Now look at a histogram of the length distribution:

hist(ecoli31)

The problem with this graph is that it shows the number of contigs by bin, not the number of bases. Let’s fix:

def generate_cumulative_above(contig_sizes):
    sizes = list(reversed(sorted(contig_sizes)))

    sizesum = []
    sofar = 0
    for size in sizes:
        sofar += size
        sizesum.append((size, sofar))

    sizesum.sort()

    return numpy.array(sizesum)

Now, plot:

cum31 = generate_cumulative_above(ecoli31)
cum33 = generate_cumulative_above(ecoli33)

plot(cum31[:,0], cum31[:,1], label='k=31')
plot(cum33[:,0], cum33[:,1], label='k=33')
legend()

Suggested exercises

  1. Plot the above graphs for k=35 on the digitally normalized data, as well on the ecoli-full.31 data set.

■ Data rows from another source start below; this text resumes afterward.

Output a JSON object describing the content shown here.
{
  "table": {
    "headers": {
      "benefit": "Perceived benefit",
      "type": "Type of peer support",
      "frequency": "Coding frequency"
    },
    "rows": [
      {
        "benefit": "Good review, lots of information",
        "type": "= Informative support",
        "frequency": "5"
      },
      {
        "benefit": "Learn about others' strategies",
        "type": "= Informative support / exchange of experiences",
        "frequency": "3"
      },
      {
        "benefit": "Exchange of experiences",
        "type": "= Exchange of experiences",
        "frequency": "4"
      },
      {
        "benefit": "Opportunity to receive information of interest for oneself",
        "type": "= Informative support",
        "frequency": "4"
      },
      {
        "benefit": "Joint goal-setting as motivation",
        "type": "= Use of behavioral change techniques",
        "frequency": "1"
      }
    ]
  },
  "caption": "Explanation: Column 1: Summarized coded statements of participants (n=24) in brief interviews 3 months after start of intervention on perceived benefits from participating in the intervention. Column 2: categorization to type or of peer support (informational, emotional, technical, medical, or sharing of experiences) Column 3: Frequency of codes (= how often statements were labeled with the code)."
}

  2. For the digitally normalized data, find the “best” k value. Why is it the best? :)

  3. Note that the ‘ecoli_ref-5m-trim.fastq.gz’ is interleaved but contains both pairs and orphans. Use:

    python /usr/local/share/khmer/sandbox/strip-and-split-for-assembly.py
    

    to split things up into a .pe and .se file, and then modify the velveth command to use ‘-shortPaired’ on the .pe file, and ‘-short’ on the .se file.